The Fantastic Flukes of Sea Angels

A Thousand Word Photo Essay
Humpback whales (Megaptera novaeangliae), our much-loved migratory species, display, like other whales, unique patterns of pigmentation, trailing edges and scars on their flukes that are unique to each whale, much like fingerprints are to humans.

 

It is no easy feat to study whales in their natural environment. Travelling vast distances and sometimes at great depths across the world’s oceans, they are difficult to track. One of the ways researchers study whales in the wild is through fluke identification. This helps them to monitor feeding, breeding and migration patterns.

 

Some individuals have extremely distinctive and stand-out markings. Note both sides of this whale’s fluke have what appears to be orca bite marks. These rake marks are spaced out exactly like an orca’s teeth and are often seen as markings on flukes as that is a whale’s means of propulsion to escape an attack.
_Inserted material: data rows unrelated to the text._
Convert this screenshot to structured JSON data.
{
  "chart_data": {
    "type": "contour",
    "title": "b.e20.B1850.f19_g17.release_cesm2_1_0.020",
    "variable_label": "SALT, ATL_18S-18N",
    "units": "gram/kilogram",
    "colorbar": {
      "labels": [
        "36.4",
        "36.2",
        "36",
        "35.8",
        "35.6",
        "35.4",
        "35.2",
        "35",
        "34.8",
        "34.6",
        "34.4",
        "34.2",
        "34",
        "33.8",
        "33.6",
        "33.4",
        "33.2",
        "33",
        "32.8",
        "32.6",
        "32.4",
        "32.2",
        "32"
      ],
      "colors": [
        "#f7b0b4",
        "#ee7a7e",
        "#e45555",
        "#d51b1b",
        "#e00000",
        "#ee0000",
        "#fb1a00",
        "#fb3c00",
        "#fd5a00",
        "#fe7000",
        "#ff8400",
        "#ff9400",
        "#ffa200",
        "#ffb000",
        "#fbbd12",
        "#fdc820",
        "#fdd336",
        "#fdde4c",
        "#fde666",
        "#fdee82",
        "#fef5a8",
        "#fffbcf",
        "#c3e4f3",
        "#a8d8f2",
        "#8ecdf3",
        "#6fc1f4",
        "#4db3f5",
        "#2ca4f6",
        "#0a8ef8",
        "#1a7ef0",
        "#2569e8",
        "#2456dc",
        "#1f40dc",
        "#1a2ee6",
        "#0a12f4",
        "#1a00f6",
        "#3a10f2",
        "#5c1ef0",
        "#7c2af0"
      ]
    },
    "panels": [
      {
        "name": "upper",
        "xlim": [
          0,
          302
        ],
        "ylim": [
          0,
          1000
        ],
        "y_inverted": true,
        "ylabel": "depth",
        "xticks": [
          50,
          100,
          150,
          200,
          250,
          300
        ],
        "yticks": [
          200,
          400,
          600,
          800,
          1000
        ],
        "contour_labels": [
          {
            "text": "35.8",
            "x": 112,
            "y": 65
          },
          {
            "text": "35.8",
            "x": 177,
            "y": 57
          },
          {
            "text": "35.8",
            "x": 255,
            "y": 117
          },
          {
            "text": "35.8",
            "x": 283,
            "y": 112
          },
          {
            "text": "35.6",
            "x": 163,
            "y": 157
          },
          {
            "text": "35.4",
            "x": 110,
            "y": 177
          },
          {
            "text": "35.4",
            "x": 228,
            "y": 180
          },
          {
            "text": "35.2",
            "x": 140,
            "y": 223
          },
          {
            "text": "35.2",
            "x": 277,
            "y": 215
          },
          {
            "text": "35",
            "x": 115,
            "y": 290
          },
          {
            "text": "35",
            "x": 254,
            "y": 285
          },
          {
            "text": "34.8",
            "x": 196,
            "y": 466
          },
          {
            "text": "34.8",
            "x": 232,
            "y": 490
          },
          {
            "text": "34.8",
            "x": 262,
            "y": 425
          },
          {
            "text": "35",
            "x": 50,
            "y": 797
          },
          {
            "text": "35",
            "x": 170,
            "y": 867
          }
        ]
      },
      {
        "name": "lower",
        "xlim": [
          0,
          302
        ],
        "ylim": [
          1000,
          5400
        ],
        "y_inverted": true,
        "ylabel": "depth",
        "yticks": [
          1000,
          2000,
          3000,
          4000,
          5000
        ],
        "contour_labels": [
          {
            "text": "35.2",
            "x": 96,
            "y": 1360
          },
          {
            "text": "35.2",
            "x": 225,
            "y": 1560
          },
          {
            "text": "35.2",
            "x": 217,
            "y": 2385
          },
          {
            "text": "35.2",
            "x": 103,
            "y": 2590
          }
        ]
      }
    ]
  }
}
Fortunately for this beauty, it managed to get away, albeit not entirely unscathed.

 

You can see in this image that this humpback whale’s fluke has circular dark rings on an otherwise white underside. These are the markings left behind by barnacles, which very often attach and embed themselves into the skin of a whale and spend many years hitch-hiking oceans along with the whale. These marking are visible when the barnacle either dies and dislodges or is somehow brushed off the skin’s surface.

 

It appears this humpback whale has had its fair share of scuffles in the deep and has the scars to prove it.

 

Against an otherwise very white fluke underside, this whale has several unique markings as well as a unique trailing edge.